1. Das LG hat seine Entscheidung wie folgt begründet:
Die Beschwerde sei zulässig, die Beteiligte sei gem. § 69g Abs. 1 FGG beschwerdeberechtigt. Das AG habe die Voraussetzungen für die Bestellung eines Betreuers zutreffend bejaht. Die Betroffene leide nach dem Gutachten des Sachverständigen Dr. S. an einer schweren Demenz vom Alzheimer-Typ. Zu einer freien Willensbildung sei die Betroffene nicht in der Lage, sie sei geschäftsunfähig und könne ihre Angelegenheiten nicht mehr selbst regeln. Die Auswahl der Betreuerin sei nicht zu beanstanden. Die Betroffene selbst habe sich zur Person der Betreuerin nicht geäußert. An der persönlichen Eignung der vom AG ausgewählten Betreuerin habe die Kammer keinen Zweifel. Die räumliche Entfernung stehe der Eignung nicht entgegen. Für die Bestellung eines Dritten als Betreuer bestehe kein Anlass, da eine innige persönliche Bindung der Betreuerin zu ihrer Mutter bestehe. Auch eine besser geeignete Verwandte sei nicht vorhanden. Insbesondere halte die Kammer die Beschwerdeführerin nicht für besser geeignet als ihre Schwester.
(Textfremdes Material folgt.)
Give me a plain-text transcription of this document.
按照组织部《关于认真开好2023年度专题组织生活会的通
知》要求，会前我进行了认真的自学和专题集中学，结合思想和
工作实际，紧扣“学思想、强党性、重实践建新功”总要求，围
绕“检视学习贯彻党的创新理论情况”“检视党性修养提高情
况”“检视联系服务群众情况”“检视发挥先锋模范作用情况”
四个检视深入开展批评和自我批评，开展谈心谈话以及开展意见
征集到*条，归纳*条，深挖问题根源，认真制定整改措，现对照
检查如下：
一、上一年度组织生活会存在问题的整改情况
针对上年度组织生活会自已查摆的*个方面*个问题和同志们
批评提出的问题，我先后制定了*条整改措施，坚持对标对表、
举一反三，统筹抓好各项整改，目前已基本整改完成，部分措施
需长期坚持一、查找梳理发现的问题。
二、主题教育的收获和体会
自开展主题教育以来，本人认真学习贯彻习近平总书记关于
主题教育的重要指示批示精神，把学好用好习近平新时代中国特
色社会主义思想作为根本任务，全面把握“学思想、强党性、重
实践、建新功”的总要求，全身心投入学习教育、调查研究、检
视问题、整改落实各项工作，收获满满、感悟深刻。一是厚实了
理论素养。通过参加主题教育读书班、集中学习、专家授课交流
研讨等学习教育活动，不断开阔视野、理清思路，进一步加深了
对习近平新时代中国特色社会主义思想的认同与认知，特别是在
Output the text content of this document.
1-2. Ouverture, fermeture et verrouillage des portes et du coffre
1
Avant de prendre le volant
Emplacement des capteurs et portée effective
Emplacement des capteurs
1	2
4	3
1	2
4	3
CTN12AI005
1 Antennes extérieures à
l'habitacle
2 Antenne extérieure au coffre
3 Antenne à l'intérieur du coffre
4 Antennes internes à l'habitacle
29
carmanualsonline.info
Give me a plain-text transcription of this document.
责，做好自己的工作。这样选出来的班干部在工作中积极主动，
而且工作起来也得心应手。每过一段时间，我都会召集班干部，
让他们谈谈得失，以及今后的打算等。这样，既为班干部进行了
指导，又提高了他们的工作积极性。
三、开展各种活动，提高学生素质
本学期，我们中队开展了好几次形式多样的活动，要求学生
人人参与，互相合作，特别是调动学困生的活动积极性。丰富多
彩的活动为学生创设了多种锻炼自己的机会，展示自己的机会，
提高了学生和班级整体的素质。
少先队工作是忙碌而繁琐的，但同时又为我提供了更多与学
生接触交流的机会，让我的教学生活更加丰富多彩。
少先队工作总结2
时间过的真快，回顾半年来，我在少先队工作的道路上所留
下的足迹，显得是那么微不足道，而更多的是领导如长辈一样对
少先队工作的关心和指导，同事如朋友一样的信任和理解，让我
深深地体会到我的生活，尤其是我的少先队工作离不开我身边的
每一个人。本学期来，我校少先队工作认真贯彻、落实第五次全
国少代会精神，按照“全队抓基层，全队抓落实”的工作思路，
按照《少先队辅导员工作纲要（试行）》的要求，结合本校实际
2. Die Entscheidung hält der rechtlichen Nachprüfung (§ 27 Abs. 1 FGG, § 546 ZPO) i.E. stand.
a) Rechtlich nicht zu beanstanden sind die Ausführungen der Kammer zu der Erforderlichkeit der Bestellung eines Betreuers für die Betroffene. Hingegen fehlen Darlegungen zur Erforderlichkeit der der Betreuerin übertragenen Aufgabenkreise. Dies führt aber nicht zur Zurückverweisung der Sache an das LG, da der Senat die erforderlichen Feststellungen, ohne dass es weiterer Ermittlungen bedarf, aus den ihm auf Grund des Rechtsfehlers des Beschwerdegerichts zugänglichen Akten selbst treffen kann (vgl. BayObLG NJWE-FER 1999, 151 [152]).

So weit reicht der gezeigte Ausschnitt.